I’ve been sitting on this announcement for a long time guys, so I want to take this opportunity to tell you, my adoring fans, that I’ve officially launched my music career.
Check out my first single here.
Ok, now that that’s out of the way, let’s get to some haiku about my new profession: Music.
“New music sucks cock,”
said everyone at some point.
But right now it’s true.
Want proof? Listen to this. How far did you get? I know you didn’t listen to that whole piece of shit. It’s impossible. Wanna know how I know? Cause I have friends that work at certain locations; let’s just call them “black sites,” for a certain company; let’s just call it the “CIA,” and they just so happened to tell me that when they want to know shit from Saudi nationals they lock them in a box and play that song for a few days. I bet you didn’t know that Lil B was on the CIA’s payroll did you? Well now you do know. Fuck I’m probably going to get in trouble.
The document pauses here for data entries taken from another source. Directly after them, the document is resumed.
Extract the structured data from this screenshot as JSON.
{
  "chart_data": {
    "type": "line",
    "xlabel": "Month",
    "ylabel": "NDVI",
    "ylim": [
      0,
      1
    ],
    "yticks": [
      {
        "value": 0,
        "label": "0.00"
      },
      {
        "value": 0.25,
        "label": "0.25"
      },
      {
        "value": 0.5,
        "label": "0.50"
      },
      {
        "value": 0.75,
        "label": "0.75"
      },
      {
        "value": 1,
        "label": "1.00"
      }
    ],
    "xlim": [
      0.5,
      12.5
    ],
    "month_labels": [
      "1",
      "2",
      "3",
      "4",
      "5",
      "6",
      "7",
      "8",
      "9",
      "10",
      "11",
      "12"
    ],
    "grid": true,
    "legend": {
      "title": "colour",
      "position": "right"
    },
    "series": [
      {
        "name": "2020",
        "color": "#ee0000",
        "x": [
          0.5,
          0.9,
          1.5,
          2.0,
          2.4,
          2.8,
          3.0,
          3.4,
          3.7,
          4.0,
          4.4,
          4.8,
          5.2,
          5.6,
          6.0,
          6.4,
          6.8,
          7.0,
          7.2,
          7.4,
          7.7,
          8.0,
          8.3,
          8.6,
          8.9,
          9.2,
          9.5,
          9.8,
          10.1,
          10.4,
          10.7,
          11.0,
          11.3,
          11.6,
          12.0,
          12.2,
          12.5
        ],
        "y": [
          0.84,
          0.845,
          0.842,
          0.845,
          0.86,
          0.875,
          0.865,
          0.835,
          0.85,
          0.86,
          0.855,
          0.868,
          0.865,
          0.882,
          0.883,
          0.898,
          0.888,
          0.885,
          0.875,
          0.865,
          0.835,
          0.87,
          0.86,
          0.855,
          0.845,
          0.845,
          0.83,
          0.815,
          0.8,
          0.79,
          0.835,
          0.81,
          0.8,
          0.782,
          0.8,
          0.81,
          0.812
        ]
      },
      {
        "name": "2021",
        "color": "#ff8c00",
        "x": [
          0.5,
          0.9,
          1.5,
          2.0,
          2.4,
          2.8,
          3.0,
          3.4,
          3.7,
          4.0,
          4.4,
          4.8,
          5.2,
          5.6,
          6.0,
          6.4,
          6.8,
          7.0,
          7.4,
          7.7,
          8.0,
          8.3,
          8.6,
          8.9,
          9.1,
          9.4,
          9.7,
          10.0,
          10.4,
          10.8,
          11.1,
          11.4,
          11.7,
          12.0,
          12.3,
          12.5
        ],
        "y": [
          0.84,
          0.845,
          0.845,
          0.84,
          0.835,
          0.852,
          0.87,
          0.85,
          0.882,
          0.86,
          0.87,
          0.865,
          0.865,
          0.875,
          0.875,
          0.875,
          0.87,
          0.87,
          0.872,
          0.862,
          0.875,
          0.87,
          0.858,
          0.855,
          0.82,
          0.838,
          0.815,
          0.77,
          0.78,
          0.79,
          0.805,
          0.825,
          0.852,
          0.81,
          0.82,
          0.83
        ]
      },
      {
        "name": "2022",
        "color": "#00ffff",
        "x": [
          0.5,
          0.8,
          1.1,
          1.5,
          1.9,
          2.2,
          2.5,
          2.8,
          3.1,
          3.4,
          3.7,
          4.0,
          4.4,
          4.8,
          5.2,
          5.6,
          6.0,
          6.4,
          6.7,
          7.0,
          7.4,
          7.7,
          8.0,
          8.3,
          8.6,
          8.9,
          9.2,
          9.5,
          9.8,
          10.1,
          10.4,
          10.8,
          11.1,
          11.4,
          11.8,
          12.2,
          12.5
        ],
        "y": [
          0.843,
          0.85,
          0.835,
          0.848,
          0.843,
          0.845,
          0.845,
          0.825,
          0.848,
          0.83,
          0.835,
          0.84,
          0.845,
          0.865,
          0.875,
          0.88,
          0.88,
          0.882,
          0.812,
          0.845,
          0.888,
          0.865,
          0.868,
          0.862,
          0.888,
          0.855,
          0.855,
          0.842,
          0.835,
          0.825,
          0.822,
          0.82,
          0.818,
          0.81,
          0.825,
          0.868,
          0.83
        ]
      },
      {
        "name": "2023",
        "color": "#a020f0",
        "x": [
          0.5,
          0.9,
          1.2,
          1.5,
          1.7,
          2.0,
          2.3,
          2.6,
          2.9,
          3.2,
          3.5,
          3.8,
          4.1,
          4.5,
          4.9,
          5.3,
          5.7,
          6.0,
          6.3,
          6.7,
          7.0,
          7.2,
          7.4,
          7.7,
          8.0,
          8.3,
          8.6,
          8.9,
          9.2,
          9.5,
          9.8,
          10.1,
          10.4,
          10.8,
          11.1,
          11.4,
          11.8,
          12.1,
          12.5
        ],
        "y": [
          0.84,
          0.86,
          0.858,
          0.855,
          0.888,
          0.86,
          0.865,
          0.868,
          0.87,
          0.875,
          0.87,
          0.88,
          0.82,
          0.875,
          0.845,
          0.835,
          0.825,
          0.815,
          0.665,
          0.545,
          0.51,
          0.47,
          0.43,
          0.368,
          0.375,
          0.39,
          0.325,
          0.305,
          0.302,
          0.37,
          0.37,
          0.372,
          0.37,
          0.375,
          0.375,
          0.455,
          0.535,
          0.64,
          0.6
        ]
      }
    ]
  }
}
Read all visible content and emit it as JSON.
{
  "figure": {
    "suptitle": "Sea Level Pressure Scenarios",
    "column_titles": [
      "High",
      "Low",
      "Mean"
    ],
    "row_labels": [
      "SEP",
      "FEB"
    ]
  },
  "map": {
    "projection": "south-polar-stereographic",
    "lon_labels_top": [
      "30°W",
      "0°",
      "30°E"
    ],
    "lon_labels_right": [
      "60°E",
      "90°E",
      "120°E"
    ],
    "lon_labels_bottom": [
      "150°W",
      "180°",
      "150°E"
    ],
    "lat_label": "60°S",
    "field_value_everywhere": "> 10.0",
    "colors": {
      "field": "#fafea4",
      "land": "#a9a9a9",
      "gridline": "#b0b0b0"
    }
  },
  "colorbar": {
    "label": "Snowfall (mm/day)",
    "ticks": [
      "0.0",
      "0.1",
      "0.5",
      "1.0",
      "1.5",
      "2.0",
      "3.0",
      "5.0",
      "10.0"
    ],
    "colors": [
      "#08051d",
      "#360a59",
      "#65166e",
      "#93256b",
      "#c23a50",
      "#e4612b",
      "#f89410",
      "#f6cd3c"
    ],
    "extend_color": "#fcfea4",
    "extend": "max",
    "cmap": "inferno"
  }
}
I can’t draw music, but that awful hip hop was playing at full blast while my bro was asking Abu Ahmed some questions about some stuff.
I thought rap was bad,
then there was Rebecca Black’s
Friday–God awful.
I know you’ve seen the video. Look at the counter. Look and despair that it’s been viewed FIFTY MILLION times. Sometimes I think I hate bad music so much that I just want to retreat into my own world of like minded haters where we can feverishly jack each other off to our own preferred style of music:
There’s nothing better
than classical music snobs,
except Jazz Nazis.
Ever meet one of these dickheads? They pretend to get physically ill when they’re forced to listen to something that isn’t classical music or jazz. In Yiddish, it’s called “schtick.” It’s when you behave a certain way to indicate something to all the people around you, but all the people around you know you’re full of shit. I got that off of Wikipedia.
Musicians don’t make
any music videos.
It’s a lost art form.
Gather round children and I’ll tell you of a time when there were bands, and the bands would come out with new music, and the music would be on the radio, and the sounds you’d hear coming out of the radio were recorded by the actual people in the band playing real instruments with timing and craftsmanship. Sometimes the videos were as much of an artistic expression as the songs were. Sometimes they were big budget affairs, produced like a movie. Take this video for example. But now, there are no bands, and there are no videos. There is only this.
Can you name any
recent bands or songs that will
stand the test of time?
It’s ok, I already know you can’t. It’s because the best music has already been written quite a while ago. Have you ever heard of “The Beatles”? What about that guy…oh what’s his name…El something. Did you just mentally yell out “Elvis”? For those of you who did, congratulations, I’d like to personally invite you to keep reading my blog, you’re going to fit in just fine here. For those who didn’t, maybe your musical tastes run contrary to the traditional definition of quality, so enjoy this “music” by Creed. God I hate you.
Have you heard about
this guitar player — Jimi
something or other?
There’s nothing better than watching a 15 year old kid realize that everything he’s ever heard in his life was shit, and that all the best music has already been written. It’s almost like classic rock radio is some type of Colonial Williamsburg for talent. I could also make that argument for the ballet, the opera, and the symphony. Rock music has officially joined them. Trapped in amber, faithfully preserved by an army of players whose sole goal is note for note reproduction of the classics. Like these guys.
Some of the best new
music will never get a
national platform.
Want proof? Check this out. Wanna explain to me why this fucking god amongst men has only ONE MILLION views, and the rich highschooler who sings into a fucking computer for her birthday present has FIFTY TIMES as many? I mean what am I, crazy? How did this guy even get one downvote? He’s got 83. The internet really is an awful place.
One Direction and
Justin Beiber both suck dick.
–Behind the Music.
Don’t worry, all the gay high jinks will eventually come out into the mass media. Just like Lance Bass, you can’t stay in the closet forever. Not that there’s anything wrong with that. The self indulgence of this little shithead is sickening. Seventy eight million views? Really world? Really?